Lorsque les vacances ont pris fin, Gustave se met le plus courageusement possible au travail, car il s’agit de réparer l’échec du mois d’août.
Heureusement, les lettres de Caroline lui apportent des sujets d’intérêts, tel que l’achat d’un terrain à Deauville, les projets et plans de construction d’une villa. Gustave en est enchanté et se réjouit d’aller prochainement constater lui-même l’état des travaux.
À Rouen, Caroline est reprise par sa vie habituelle : leçons, lectures, visites, broderies, etc. Quand survient quelque histoire amusante, elle ne manque pas d’en faire profiter Gustave, tel le récit des amours de Bourlet, qu’elle raconte avec une verve toute particulière. Il faut dire que ce bon gros garçon, proche de la quarantaine, bedonnant, congestionné, sentimental, excessif en ses enthousiasmes comme en ses désespoirs, s’il est le grand ami d’Achille, est un peu la tête de Turc de ses cadets.

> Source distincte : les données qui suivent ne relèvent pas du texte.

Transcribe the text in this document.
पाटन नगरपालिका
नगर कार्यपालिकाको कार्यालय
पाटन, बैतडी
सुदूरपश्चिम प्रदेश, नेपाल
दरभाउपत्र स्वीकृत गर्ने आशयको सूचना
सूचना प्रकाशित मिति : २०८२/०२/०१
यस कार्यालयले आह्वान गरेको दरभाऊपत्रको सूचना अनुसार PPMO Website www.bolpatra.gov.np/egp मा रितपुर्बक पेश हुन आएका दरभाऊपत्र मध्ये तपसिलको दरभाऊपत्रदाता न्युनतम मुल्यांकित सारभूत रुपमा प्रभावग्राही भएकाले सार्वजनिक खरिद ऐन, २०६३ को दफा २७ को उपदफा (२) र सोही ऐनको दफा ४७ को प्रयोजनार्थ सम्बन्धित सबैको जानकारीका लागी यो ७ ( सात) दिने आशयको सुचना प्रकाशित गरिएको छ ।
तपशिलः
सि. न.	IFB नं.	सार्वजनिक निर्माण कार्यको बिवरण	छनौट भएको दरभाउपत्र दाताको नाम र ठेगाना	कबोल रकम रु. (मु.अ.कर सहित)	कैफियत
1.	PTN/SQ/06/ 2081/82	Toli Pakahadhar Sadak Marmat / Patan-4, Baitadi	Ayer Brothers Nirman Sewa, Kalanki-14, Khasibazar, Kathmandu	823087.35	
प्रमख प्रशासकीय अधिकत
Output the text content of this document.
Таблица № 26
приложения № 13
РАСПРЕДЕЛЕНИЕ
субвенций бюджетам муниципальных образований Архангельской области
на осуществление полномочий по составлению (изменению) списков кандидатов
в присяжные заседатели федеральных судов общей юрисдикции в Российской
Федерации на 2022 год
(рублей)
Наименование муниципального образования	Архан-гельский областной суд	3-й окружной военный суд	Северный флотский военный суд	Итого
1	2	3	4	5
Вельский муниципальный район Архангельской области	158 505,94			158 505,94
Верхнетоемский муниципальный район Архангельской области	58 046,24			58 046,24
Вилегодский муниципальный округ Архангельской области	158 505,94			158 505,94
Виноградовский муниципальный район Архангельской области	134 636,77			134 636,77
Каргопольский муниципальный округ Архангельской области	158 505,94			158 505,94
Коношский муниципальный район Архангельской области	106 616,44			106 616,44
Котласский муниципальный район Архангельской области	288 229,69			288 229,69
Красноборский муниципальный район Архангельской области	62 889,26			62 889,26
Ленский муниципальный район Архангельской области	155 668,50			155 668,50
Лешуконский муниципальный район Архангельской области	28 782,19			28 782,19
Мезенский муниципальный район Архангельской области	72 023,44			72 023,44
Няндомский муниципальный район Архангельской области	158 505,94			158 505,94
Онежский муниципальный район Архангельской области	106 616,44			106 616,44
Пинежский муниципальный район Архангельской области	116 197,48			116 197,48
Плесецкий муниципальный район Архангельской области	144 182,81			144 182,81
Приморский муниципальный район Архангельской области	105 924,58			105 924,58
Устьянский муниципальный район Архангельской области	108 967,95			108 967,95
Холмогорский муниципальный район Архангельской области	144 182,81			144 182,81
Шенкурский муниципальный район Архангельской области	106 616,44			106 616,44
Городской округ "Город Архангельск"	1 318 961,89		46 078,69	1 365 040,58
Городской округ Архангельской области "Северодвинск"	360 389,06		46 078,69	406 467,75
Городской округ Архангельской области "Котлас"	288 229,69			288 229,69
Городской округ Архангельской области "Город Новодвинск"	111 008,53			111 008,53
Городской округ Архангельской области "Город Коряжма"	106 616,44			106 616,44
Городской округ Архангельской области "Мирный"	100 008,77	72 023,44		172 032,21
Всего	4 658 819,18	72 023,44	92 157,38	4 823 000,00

« Je veux te raconter la visite que nous a faite Bourlet à son retour du Havre. Oh ! que je t’ai regretté, cher ami ; je suis bien persuadée que jamais dans aucun spectacle, dans aucune soirée, nulle part, tu n’as pensé à ton Rat autant que moi à toi ce soir-là ; et c’est tout simple, parce que toi, tu es gai de toi-même, tu causes, tu ris, sans y être excité, mais moi, quand tu n’es pas là, je dis seulement : « Je serais bien si Gustave était là ». Et je reste sérieuse ! Cependant, mon vieux, il faut avouer que je me suis amusée et d’un amusement qui dure longtemps, qui, quand on y repense, me fait sourire encore. Bourlet, amoureux fou, amoureux bête : « Entrez, messieurs, mesdames… C’est le moment, c’est l’instant… »

 Bourlet entre avec une légère teinte de tristesse sur le visage et parle encore plus bas qu’à l’ordinaire. On voit aussi un peu d’humidité dans ses yeux, reste des larmes qu’il a versées à la précédente représentation chez Mme Achille.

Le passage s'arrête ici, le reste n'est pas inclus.